はじめに
誰もが知る100円ショップ、「ザ・ダイソー」。当初は「安かろう悪かろう」という印象もあった100円ショップですが、デザイン・品質面でぐんぐんレベルアップし、現在では多くの雑誌で特集を組まれるほどの人気に。そんな100円ショップの先駆けともいえるのが「ザ・ダイソー」です。今回の記事では、ザ・ダイソーを展開する株式会社大創産業についてご紹介します。
株式会社大創産業の特徴
ダイソーの歴史
ザ・ダイソーを運営する大創産業は、「大きく創る」ことを名前の由来とし、1977年に広島県で産声をあげました。創業者であり代表取締役である矢野博丈氏は、1970年代に雑貨をトラックで売り始めます。これは倒産企業や資金繰りが苦しくなった企業の在庫品を安く買い取り、安価で売る、いわゆる「バッタ屋」という販売手法でした。実店舗は構えず、スーパーマーケットの駐車場や催事場での営業がメインで、「100円ショップ」「100均」という言葉こそなかったものの、当初から100円均一での商売を行っていました。1977年に正式に「株式会社大創産業」を立ち上げましたが、当時もっとも多くの商品を卸していたスーパーマーケットに「催事場が汚くなるため100円均一の催事は中止」と言われてしまいます。そこで、そのスーパーのお客さんが立ち寄るところに常設店を設けたのが、「ザ・ダイソー」の始まりです。
ダイソー開店から現在まで
矢野博丈氏が「ザ・ダイソー」の展開に着手したのは1987年のこと。1991年には初めての直営店を香川県高松市に出店しました。当時の100円ショップはすべての商品を70円以下で仕入れて100円で販売していましたが、購買客の「安物買いの銭失い」という言葉を耳にし、原価が100円に近いもの、時には原価割れのものまで仕入れて販売するスタイルに変更。この変更により「ダイソーの商品は質が良い」という評判になり、全国展開に至るようになったのです。創業当初は商店街への出店が多く、店舗にNo.1から順番にナンバリングをしていました。当時の名残がある外装の店舗もあるそうなので、ザ・ダイソーに足を運ぶことがあればチェックしてみるのも面白いかもしれませんね。
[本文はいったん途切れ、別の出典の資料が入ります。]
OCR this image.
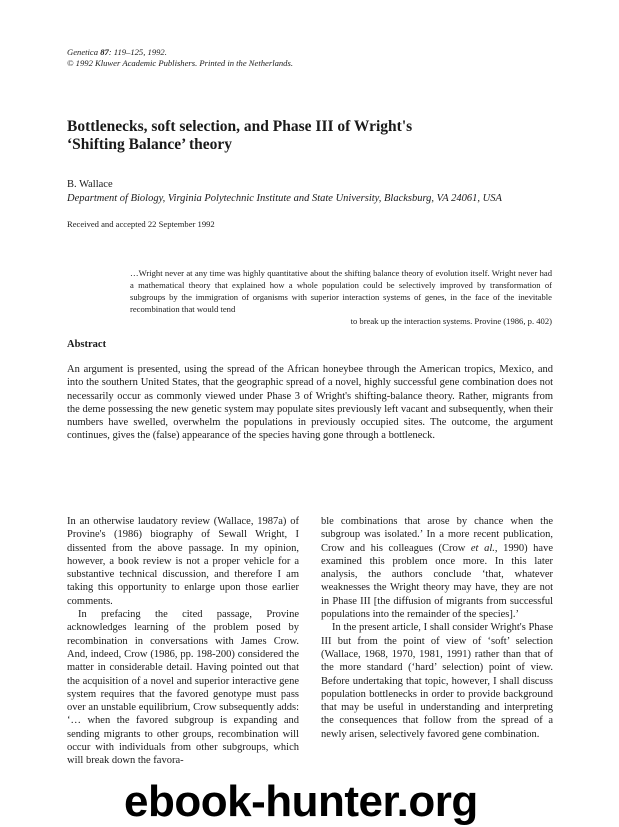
Genetica 87: 119–125, 1992.
© 1992 Kluwer Academic Publishers. Printed in the Netherlands.
Bottlenecks, soft selection, and Phase III of Wright's
‘Shifting Balance’ theory
B. Wallace
Department of Biology, Virginia Polytechnic Institute and State University, Blacksburg, VA 24061, USA
Received and accepted 22 September 1992
…Wright never at any time was highly quantitative about the shifting balance theory of evolution itself. Wright never had a mathematical theory that explained how a whole population could be selectively improved by transformation of subgroups by the immigration of organisms with superior interaction systems of genes, in the face of the inevitable recombination that would tend
to break up the interaction systems. Provine (1986, p. 402)
Abstract
An argument is presented, using the spread of the African honeybee through the American tropics, Mexico, and into the southern United States, that the geographic spread of a novel, highly successful gene combination does not necessarily occur as commonly viewed under Phase 3 of Wright's shifting-balance theory. Rather, migrants from the deme possessing the new genetic system may populate sites previously left vacant and subsequently, when their numbers have swelled, overwhelm the populations in previously occupied sites. The outcome, the argument continues, gives the (false) appearance of the species having gone through a bottleneck.

In an otherwise laudatory review (Wallace, 1987a) of Provine's (1986) biography of Sewall Wright, I dissented from the above passage. In my opinion, however, a book review is not a proper vehicle for a substantive technical discussion, and therefore I am taking this opportunity to enlarge upon those earlier comments.

In prefacing the cited passage, Provine acknowledges learning of the problem posed by recombination in conversations with James Crow. And, indeed, Crow (1986, pp. 198-200) considered the matter in considerable detail. Having pointed out that the acquisition of a novel and superior interactive gene system requires that the favored genotype must pass over an unstable equilibrium, Crow subsequently adds: ‘… when the favored subgroup is expanding and sending migrants to other groups, recombination will occur with individuals from other subgroups, which will break down the favora-

ble combinations that arose by chance when the subgroup was isolated.’ In a more recent publication, Crow and his colleagues (Crow et al., 1990) have examined this problem once more. In this later analysis, the authors conclude ‘that, whatever weaknesses the Wright theory may have, they are not in Phase III [the diffusion of migrants from successful populations into the remainder of the species].’

In the present article, I shall consider Wright's Phase III but from the point of view of ‘soft’ selection (Wallace, 1968, 1970, 1981, 1991) rather than that of the more standard (‘hard’ selection) point of view. Before undertaking that topic, however, I shall discuss population bottlenecks in order to provide background that may be useful in understanding and interpreting the consequences that follow from the spread of a newly arisen, selectively favored gene combination.

ebook-hunter.org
100円ショップの登場は、バブル崩壊後の日本のニーズにマッチし、キャン・ドゥなど同業他社の登場やマスコミで取り上げられたことにより、一気に規模拡大、現在国内で3,000店舗、海外にも1,800店舗以上を構えるトップ企業になりました。
ダイソーの特徴
なぜ、多くの100円ショップの中で、ザ・ダイソーがトップを走ることができているのでしょうか。それは、100円ショップの黎明期に質にこだわったものを提供したことで、「安かろう悪かろう」のイメージを払しょくできたこと、生活雑貨を中心として多岐にわたる商品を提供したことで「ダイソーに行けばいろいろなジャンルの商品が手に入る」とのイメージを付与できたことが大きいと思います。また、メーカーや卸売業者から大量の商品や商材を現金で取引することで、仕入れコストを抑えることができていたのも、付加価値の高い商品の提供へとつながりました。ダイソーの店舗で商品を見ていると、パッケージにダイソーのロゴが入っている商品を見つけることがありますが、これもダイソーの特徴です。オリジナル商品を扱うことで「小売業」のイメージからひとつのブランドとしての「ザ・ダイソー」のイメージが定着し、商品開発力を持つ企業として認知されるようになったのです。その取扱いアイテム数は数10億点にも及ぶとアピールしており、その豊富なバリエーションでいつお店を訪れても新商品に出会うことのできる仕組みとなっています。また、単なる100円ショップで終わらないために、税抜き150円以上の商品は「高額商品」として扱われ、扱うアイテムの幅がますます広がっています。今やすっかり日常生活に定着したダイソーですが、今後の動向にも注目です。
ダイソーは実は非上場企業
皆さんの中には「大企業=上場企業」というイメージを持っている方も多いと思います。実際に、企業が上場するためには厳しい条件をクリアする必要があり、一般的に大企業と言われるような企業でないと上場することはできません。しかし、あえて上場することを選択していない大企業もあり、大創産業もそのひとつです。株式市場に上場していないということは、一般市民がダイソーの株を買うことはできません。なぜ、ダイソーは非上場なのでしょうか?企業が株式市場に上場するということは、自社の株式を購入できる人の幅が広がるということであり、多くの株主が存在することになります。また、上場企業には安定した利益が求められるため、チャレンジングな戦略が立てづらくなります。ダイソーもとい大創産業も、上場のための準備をしていたそうですが、上場予定日の2か月前にキャンセルしたそうです。これは、上場することによって投資家の目を気にし、短期的な目線でしか経営できなくなるのを避けたからだそう。ちなみに他の100円ショップ企業で上場しているのはセリア、キャン・ドゥ、ワッツの3社ですが、その3社の売上を合計してもダイソーの年間売上(4200億円!)に敵いません。業界トップに君臨し、業界をけん引し続けるダイソーですが、2017年11月には矢野博丈氏による「上場を考えている」という発言がニュースになりました。そろそろ経営を譲ることを考えているようですが、矢野博丈氏はあまりメディアへの露出を行わないため、その真意を探ることは難しいようです。上場する条件は整っているはずですから、いざ上場となれば、大きな話題となることは間違いありません。
まとめ
今回の記事では、「ザ・ダイソー」を展開する大創産業の歴史と特徴についてご紹介しました。100円ショップのアイテムは種類豊富で見ているだけでも楽しいうえに、手に取りやすい価格なのでいろいろなジャンルの商品にチャレンジすることができて楽しいですよね。代表取締役の矢野博丈氏はネガティブな名言(迷言?)でも有名で、「百円の男 ダイソー矢野博丈」という本も出ています。興味のある方は読んでみてはいかがでしょうか?